Advanced Accelerator Applications Molecular Imaging Iberica, S.L.U.
C/ Josep Anselm Clavé, 100
08950 Esplugues de Llobregat (Barcelona)
Spain

This medicinal product is authorised in the Member States of the European Economic Area under the following names:

Austria: DOPAVIEW 222 MBq/mL Injektionslösung
Belgium: DOPAVIEW 222 MBq/ml Injektionslösung
DOPAVIEW 222 MBq/ml solution injectable
DOPAVIEW 222 MBq/ml oplossing voor injectie
France: DOPAVIEW
Germany: DOPAVIEW
Italy: PADOVIEW
Luxembourg: DOPAVIEW
Netherlands: DOPAVIEW
Portugal: DOPAVIEW
Spain: DOPAVIEW 222 MBq/ml solución inyectable
United Kingdom: DOPAVIEW 222 MBq/mL solution for injection

Date of the most recent review of this leaflet: December 2020

Other sources of information

Detailed information on this medicinal product is available on the website of the Spanish Agency of Medicines and Health Products (AEMPS): http://www.aemps.es.

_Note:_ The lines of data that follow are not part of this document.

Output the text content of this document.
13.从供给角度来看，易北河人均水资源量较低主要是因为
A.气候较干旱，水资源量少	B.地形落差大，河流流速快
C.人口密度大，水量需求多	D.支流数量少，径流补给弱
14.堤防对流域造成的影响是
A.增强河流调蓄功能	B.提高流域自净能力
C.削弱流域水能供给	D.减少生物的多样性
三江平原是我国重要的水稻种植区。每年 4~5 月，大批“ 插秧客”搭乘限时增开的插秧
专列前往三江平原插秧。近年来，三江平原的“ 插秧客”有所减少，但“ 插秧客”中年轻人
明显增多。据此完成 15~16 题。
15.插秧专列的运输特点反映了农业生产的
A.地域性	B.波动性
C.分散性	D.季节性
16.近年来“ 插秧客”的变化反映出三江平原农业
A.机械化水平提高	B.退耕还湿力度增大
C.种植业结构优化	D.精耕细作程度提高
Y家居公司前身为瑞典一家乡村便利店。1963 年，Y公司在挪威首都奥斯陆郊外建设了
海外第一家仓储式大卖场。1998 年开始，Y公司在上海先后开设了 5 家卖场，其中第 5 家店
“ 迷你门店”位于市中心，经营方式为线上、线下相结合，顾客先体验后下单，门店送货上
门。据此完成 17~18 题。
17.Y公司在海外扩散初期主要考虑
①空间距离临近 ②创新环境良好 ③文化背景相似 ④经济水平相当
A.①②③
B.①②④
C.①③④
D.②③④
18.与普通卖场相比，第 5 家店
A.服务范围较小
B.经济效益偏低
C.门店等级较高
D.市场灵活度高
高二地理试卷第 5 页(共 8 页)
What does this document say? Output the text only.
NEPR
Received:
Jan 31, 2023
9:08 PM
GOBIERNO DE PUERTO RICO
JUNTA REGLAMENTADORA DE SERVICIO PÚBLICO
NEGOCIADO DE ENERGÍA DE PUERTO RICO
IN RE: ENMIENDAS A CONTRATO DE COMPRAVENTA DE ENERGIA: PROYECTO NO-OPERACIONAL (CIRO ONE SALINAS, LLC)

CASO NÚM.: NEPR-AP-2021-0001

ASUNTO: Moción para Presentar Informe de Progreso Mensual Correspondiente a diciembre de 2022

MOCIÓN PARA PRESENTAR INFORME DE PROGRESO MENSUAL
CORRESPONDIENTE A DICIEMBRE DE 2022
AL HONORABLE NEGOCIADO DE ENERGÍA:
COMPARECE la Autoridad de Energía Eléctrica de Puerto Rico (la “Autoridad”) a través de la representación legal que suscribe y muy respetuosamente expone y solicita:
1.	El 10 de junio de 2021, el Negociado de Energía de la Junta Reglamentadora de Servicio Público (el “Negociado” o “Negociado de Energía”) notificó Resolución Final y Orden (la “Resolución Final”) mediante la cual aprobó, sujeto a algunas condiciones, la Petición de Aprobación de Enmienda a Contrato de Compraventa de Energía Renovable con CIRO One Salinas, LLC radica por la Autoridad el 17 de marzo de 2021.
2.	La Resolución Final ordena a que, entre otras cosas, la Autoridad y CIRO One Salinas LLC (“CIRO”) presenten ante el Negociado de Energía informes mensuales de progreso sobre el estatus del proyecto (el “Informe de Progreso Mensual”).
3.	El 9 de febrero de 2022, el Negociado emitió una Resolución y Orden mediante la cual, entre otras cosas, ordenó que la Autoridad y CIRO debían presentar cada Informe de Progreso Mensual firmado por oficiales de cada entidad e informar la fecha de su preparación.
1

This information is intended for healthcare professionals only:

The complete summary of product characteristics for DOPAVIEW is included as a separate document within the product packaging, providing healthcare professionals with additional scientific and practical information on the administration and use of this radiopharmaceutical.

Please consult the summary of product characteristics (the summary of product characteristics must be included in the package).